Reliance Industries’ shares swung between gains and losses on Tuesday, a day after the oil-to-telecom conglomerate said it will consider a rights issue – its first in almost 30 years – this week. In a filing late on Monday, the company said its board will consider the rights issue at its meeting on Thursday, April 30. Analysts say the move appears to be another attempt to bring down its debt. The company did not specify any reasons behind the plan, which is subject to regulatory approvals.
After a positive start on Tuesday, the Reliance Industries shares changed direction at least twice, trading between Rs 1,391.95 and Rs 1,454.75 on the BSE compared to its previous close of Rs 1,430.30.
At 1:27 pm, RIL shares traded up 0.54 per cent at Rs 1,438.05 apiece on the bourse, underperforming the benchmark S&P BSE Sensex index which was up 0.91 per cent amid choppy trade.

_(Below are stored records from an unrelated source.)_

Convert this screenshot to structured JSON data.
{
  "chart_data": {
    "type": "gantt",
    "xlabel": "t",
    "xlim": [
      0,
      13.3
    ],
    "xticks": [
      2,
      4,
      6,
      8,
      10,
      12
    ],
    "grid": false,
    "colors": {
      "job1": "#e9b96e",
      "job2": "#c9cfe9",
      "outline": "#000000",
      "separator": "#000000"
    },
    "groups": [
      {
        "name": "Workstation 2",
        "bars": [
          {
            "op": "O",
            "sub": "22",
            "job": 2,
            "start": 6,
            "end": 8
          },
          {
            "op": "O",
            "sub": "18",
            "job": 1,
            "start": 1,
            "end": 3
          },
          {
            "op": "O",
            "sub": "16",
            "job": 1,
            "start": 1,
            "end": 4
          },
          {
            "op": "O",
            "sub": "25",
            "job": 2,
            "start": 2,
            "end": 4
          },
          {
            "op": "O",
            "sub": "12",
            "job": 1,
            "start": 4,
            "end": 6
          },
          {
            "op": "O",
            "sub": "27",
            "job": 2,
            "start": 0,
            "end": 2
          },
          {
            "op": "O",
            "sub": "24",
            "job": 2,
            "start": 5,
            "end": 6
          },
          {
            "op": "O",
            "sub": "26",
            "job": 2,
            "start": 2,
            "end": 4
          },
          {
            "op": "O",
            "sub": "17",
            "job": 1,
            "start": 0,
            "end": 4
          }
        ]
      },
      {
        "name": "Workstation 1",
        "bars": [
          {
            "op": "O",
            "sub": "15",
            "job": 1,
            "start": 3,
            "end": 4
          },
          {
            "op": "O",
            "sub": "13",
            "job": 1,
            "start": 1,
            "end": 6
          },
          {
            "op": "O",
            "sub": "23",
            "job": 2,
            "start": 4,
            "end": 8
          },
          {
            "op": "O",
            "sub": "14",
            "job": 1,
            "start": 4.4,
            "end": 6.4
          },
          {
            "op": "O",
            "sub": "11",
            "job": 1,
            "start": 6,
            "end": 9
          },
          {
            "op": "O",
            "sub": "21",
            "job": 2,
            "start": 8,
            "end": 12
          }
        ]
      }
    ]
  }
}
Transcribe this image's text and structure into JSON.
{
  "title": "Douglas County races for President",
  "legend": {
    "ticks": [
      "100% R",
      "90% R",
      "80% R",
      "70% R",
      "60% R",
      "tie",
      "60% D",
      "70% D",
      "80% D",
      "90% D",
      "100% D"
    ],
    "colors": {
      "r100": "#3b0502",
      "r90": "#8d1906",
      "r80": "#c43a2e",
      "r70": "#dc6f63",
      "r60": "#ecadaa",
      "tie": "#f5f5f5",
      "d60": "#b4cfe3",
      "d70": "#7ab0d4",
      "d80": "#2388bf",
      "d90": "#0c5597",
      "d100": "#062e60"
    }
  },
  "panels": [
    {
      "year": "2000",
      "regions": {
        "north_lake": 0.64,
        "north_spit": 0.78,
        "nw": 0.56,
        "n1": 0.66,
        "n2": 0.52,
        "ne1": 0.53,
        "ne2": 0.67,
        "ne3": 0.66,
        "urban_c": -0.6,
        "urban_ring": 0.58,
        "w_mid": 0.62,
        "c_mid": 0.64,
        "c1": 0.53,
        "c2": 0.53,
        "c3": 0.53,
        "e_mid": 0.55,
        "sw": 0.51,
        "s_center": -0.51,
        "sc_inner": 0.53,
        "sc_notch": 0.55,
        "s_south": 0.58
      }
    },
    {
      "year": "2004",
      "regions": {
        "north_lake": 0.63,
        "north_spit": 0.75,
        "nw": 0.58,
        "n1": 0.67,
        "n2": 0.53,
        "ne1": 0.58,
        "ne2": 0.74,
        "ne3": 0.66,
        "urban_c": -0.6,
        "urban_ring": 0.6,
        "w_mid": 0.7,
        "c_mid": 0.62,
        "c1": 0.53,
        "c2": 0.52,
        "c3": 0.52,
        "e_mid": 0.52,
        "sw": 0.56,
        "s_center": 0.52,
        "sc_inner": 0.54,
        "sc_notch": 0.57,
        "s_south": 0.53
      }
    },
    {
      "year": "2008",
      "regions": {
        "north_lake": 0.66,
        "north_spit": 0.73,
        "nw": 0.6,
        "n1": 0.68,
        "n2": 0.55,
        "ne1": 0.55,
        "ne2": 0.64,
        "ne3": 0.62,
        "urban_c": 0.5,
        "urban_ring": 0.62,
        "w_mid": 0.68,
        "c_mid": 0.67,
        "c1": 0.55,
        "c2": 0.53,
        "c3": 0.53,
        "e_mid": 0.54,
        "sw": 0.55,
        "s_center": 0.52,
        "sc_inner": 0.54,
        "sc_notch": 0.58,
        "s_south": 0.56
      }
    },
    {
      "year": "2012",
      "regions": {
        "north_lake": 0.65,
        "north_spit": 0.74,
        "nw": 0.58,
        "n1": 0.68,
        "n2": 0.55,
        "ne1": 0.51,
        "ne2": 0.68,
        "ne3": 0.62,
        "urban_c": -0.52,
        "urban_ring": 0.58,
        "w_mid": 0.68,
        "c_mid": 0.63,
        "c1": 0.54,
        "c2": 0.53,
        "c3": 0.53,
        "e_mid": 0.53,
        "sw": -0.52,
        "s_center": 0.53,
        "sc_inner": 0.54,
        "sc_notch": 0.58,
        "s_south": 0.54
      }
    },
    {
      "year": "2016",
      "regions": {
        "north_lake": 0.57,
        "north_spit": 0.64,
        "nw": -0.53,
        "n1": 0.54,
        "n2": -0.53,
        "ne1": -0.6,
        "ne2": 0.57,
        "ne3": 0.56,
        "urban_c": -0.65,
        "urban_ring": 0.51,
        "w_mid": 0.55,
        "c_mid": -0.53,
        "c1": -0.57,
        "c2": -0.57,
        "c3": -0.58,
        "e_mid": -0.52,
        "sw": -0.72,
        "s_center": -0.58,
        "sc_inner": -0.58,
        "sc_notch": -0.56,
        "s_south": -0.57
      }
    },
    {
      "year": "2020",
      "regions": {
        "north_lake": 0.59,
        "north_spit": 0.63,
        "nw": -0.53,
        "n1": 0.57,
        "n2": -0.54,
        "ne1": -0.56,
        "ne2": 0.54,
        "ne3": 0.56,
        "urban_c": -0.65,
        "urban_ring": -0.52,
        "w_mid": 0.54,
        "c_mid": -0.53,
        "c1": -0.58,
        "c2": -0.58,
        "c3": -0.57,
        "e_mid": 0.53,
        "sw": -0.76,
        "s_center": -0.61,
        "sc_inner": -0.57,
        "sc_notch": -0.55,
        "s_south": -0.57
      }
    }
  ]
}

“Reliance‘s rights issue is a surprise, considering that they are getting equity infusion from Facebook,” news agency Reuters quoted Naveen Kulkarni, chief investment officer at Axis Securities, as saying in a report.
“There will be some dilution because of the issue, but it is difficult to gauge at this point in time how much the stock will fall because the quantum is not known,” he added.
Other analysts however said that in the long term, the company, by reducing its debt, will inspire more confidence in stakeholders.
“It reflects promoter’s unflinching faith in the medium to long term prospects of various businesses,”Ajay Bodke, chief executive at Prabhudas Lilladher, told Reuters.
Last year, Reliance Industries chairman Mukesh Ambani – Asia’s richest man – unveiled plans to make his group free of net debt by early 2021.
The company will also consider its earnings for the quarter ended March 31 and a dividend on April 30.